Street: What was your inspiration to make the short film ‘The Radical Jew’?
NO: A combination of interest and availability. The interest is that for most of the time Jews were in the diaspora. Jews were not sort of militant and firm believers in force. Starting in the late 19th century, you had one variant of Zionism, which is actually sort of muscular. I just think that’s interesting. What does that mean? The other thing is availability. The subject of the film was a distant relative. I didn’t really know him. I went there for the summer and I had to kind of introduce myself to him. I had met him once before and he didn’t remember me at all. So I felt like I have access to this person who is very well–known in Israel—in Israel everybody knows who he is across the spectrum because he’s such a provocateur. But he’s not too known outside of Israel, so I thought, here’s a chance to make a thoughtful movie about extremism. Like, what does it mean to be an extremist? How does an extremist see the world? That’s what I’m trying to do with the film. I think it’s about extremism in general. The sort of Manichaean conflict he has: us vs them, good vs. wrong, no room for compromise. I think extremists of all kinds, that’s sort of how they view the world. So I though here’s a chance to give you 22 minutes in the head of a guy like that.

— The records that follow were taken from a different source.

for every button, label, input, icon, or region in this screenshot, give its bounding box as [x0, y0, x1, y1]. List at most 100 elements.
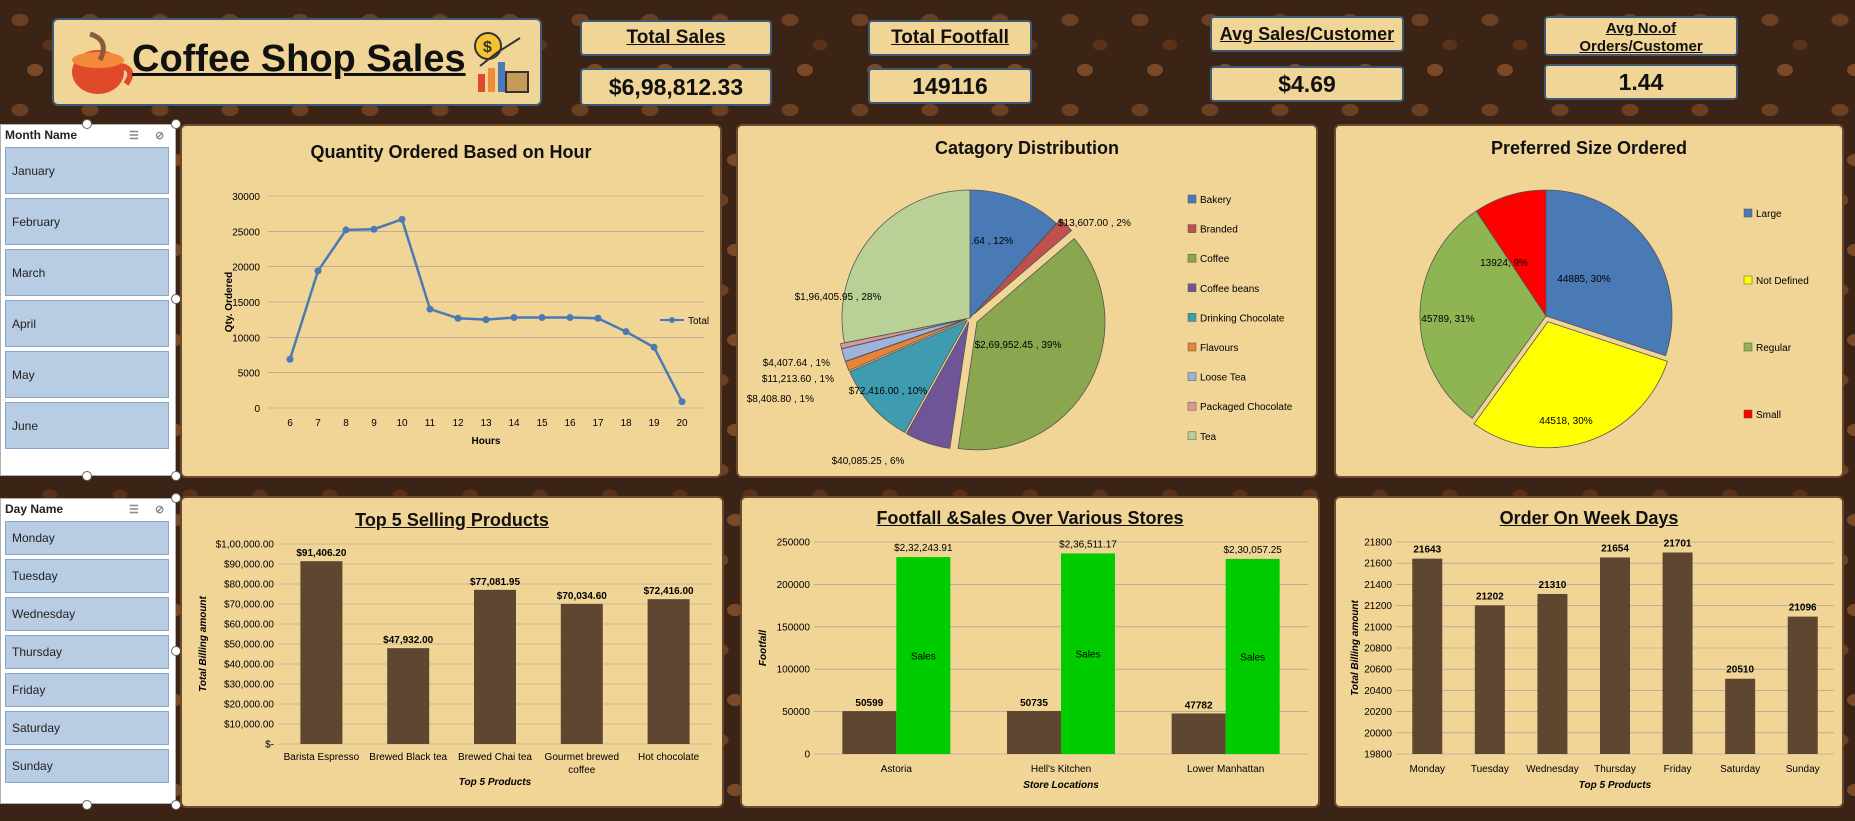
y-tick-label: 20800	[1364, 644, 1392, 655]
bar	[1537, 594, 1567, 754]
slicer-item-month-april[interactable]: April	[5, 300, 169, 347]
data-label: $91,406.20	[296, 548, 346, 559]
stores-chart-card[interactable]: Footfall &Sales Over Various Stores 0 500…	[740, 496, 1320, 808]
legend-swatch	[1188, 343, 1196, 351]
data-label: 47782	[1185, 700, 1213, 711]
legend-label: Branded	[1200, 225, 1238, 236]
x-tick-label: Sunday	[1786, 764, 1820, 775]
day-slicer-header: Day Name ☰ ⊘	[1, 499, 175, 521]
top5-chart-card[interactable]: Top 5 Selling Products $- $10,000.00 $20,0…	[180, 496, 724, 808]
month-slicer[interactable]: Month Name ☰ ⊘ January February March April…	[0, 124, 176, 476]
y-axis-label: Total Billing amount	[198, 595, 209, 691]
data-label: 21202	[1476, 591, 1504, 602]
legend-swatch	[1744, 410, 1752, 418]
x-tick-label: Monday	[1409, 764, 1445, 775]
kpi-avg-sales-value: $4.69	[1210, 66, 1404, 102]
data-label: $4,407.64 , 1%	[763, 358, 830, 369]
kpi-total-footfall-label: Total Footfall	[868, 20, 1032, 56]
data-point	[287, 356, 294, 363]
y-tick-label: 20000	[1364, 728, 1392, 739]
slicer-item-day-tuesday[interactable]: Tuesday	[5, 559, 169, 593]
y-tick-label: 10000	[232, 333, 260, 344]
clear-filter-icon[interactable]: ⊘	[155, 129, 164, 142]
slicer-item-day-saturday[interactable]: Saturday	[5, 711, 169, 745]
x-tick-label: 18	[620, 418, 632, 429]
slicer-item-day-friday[interactable]: Friday	[5, 673, 169, 707]
day-slicer[interactable]: Day Name ☰ ⊘ Monday Tuesday Wednesday Thurs…	[0, 498, 176, 804]
x-tick-label: Brewed Black tea	[369, 752, 447, 763]
data-label: 21096	[1789, 603, 1817, 614]
legend-label: Coffee beans	[1200, 284, 1259, 295]
slicer-item-day-monday[interactable]: Monday	[5, 521, 169, 555]
data-label: $77,081.95	[470, 577, 520, 588]
data-label: 50735	[1020, 698, 1048, 709]
y-tick-label: 5000	[238, 369, 261, 380]
y-tick-label: $10,000.00	[224, 720, 274, 731]
slicer-item-month-february[interactable]: February	[5, 198, 169, 245]
bar	[1600, 557, 1630, 754]
data-point	[427, 306, 434, 313]
slicer-item-month-may[interactable]: May	[5, 351, 169, 398]
slicer-item-day-sunday[interactable]: Sunday	[5, 749, 169, 783]
size-chart-card[interactable]: Preferred Size Ordered 44885, 30% 44518, …	[1334, 124, 1844, 478]
x-axis-label: Hours	[472, 436, 501, 447]
legend-swatch	[1188, 254, 1196, 262]
weekdays-chart-card[interactable]: Order On Week Days 19800 20000 20200 20400 2…	[1334, 496, 1844, 808]
bar	[474, 590, 516, 744]
legend-label: Drinking Chocolate	[1200, 313, 1285, 324]
legend-swatch	[1744, 276, 1752, 284]
resize-handle[interactable]	[82, 119, 92, 129]
bar	[300, 561, 342, 744]
data-label: $1,96,405.95 , 28%	[795, 292, 882, 303]
y-tick-label: 30000	[232, 192, 260, 203]
data-label: 21310	[1539, 580, 1567, 591]
y-tick-label: 150000	[777, 622, 811, 633]
data-label: 45789, 31%	[1421, 314, 1474, 325]
x-tick-label: 10	[396, 418, 408, 429]
slicer-item-day-wednesday[interactable]: Wednesday	[5, 597, 169, 631]
hourly-chart-card[interactable]: Quantity Ordered Based on Hour 0 5000 1000…	[180, 124, 722, 478]
data-point	[595, 315, 602, 322]
stores-bar-chart: 050000100000150000200000250000Footfall50…	[742, 498, 1318, 806]
y-axis-label: Qty. Ordered	[224, 272, 235, 332]
slicer-item-day-thursday[interactable]: Thursday	[5, 635, 169, 669]
data-point	[567, 314, 574, 321]
category-chart-card[interactable]: Catagory Distribution $82,315.64 , 12% $1…	[736, 124, 1318, 478]
bar	[1788, 617, 1818, 754]
slicer-item-month-june[interactable]: June	[5, 402, 169, 449]
resize-handle[interactable]	[82, 471, 92, 481]
legend-swatch	[1188, 373, 1196, 381]
data-label: $2,30,057.25	[1223, 545, 1282, 556]
x-axis-label: Top 5 Products	[459, 777, 532, 788]
y-tick-label: 0	[254, 404, 260, 415]
y-tick-label: $80,000.00	[224, 580, 274, 591]
y-tick-label: 20600	[1364, 665, 1392, 676]
slicer-item-month-january[interactable]: January	[5, 147, 169, 194]
y-tick-label: $70,000.00	[224, 600, 274, 611]
legend-swatch	[1188, 284, 1196, 292]
multi-select-icon[interactable]: ☰	[129, 129, 139, 142]
data-label: $8,408.80 , 1%	[747, 394, 814, 405]
bar-inside-label: Sales	[1240, 652, 1265, 663]
bar-footfall	[1172, 713, 1226, 754]
x-tick-label: 6	[287, 418, 293, 429]
resize-handle[interactable]	[82, 800, 92, 810]
page-title: Coffee Shop Sales	[132, 38, 466, 81]
x-tick-label: 8	[343, 418, 349, 429]
bar-footfall	[1007, 711, 1061, 754]
clear-filter-icon[interactable]: ⊘	[155, 503, 164, 516]
data-label: 21701	[1664, 538, 1692, 549]
x-tick-label: coffee	[568, 765, 595, 776]
legend-label: Coffee	[1200, 254, 1230, 265]
data-point	[539, 314, 546, 321]
multi-select-icon[interactable]: ☰	[129, 503, 139, 516]
y-tick-label: 21800	[1364, 538, 1392, 549]
y-tick-label: 25000	[232, 227, 260, 238]
data-point	[651, 344, 658, 351]
slicer-item-month-march[interactable]: March	[5, 249, 169, 296]
bar	[648, 599, 690, 744]
data-label: $2,32,243.91	[894, 543, 953, 554]
series-line-total	[290, 219, 682, 401]
y-tick-label: $1,00,000.00	[216, 540, 275, 551]
y-tick-label: 21400	[1364, 580, 1392, 591]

Street: And is it kind of an examination of his politics?
NO: Some part of it is politics but it’s also like the world of [Baruch Marzel]. But there’s also stuff about his childhood. And in some ways, the scene I’m proudest of, is you have him talking about being in the 1982 war in Lebanon. At some point he kills seven prisoners of war. According to him and the Israeli army investigation, they were subdued and he says one of them threw a grenade at him. He talks about killing himself people. It’s an intense moment, and then I cut directly from that to him playing with his grandchildren. To me, the most interesting thing about spending time with him was that he was a wonderful grandfather. And I kind of expected that, but in hindsight it was my own naivete. Why wouldn’t he be a great grandfather! He wishes in the film that he could have more than nine kids. I wanted to sort of show that. I showed the film to some audiences and I’ve been attacked as humanizing him. Because in the film I’m very influenced by the filmmaker Errol Morris. And in the movie employed his style. I put a teleprompter in front of the camera so he could be looking directly into the camera but also be looking at my face. In Morris’s films he’s very objective. Morris doesn’t take a strong moral stance about the people he’s making movies about, even when you know from his other readings and stuff that Morris feels very strongly about these people. That’s not what he’s trying to do in the film. What he’s trying to do in the film is give you a closer view of that person. And that’s what I tried to do in this film. One time I showed it at a conference and someone said I was humanizing him. I’ve always thought that when someone attacks humanizing someone that we don’t like, the obvious example being Hitler, I always thought that’s a weird way of attacking someone. These people are human beings, it’s not a bad thing to recognize that. It’s like me telling you the sky is blue. Part of it is just his ideology and politics, but part of it is just how does this guy view the world? How does a guy like this view his kids? How does a guy like this view his childhood? That’s what I wanted to give you in the film.
Street: That’s interesting to me. I don’t think the term extremist is attached to far-right Zionists as often as it’s attached to Arab resistance forces.
NO: Right, and you know I have my own very strong feelings on him in the movie. If I show you the movie and you come away with a strong opinion on him but you don’t know how I stand, I’m happy with that. That to me is success. Because it’s not about how I feel. It’s about what he thinks and what you think of that.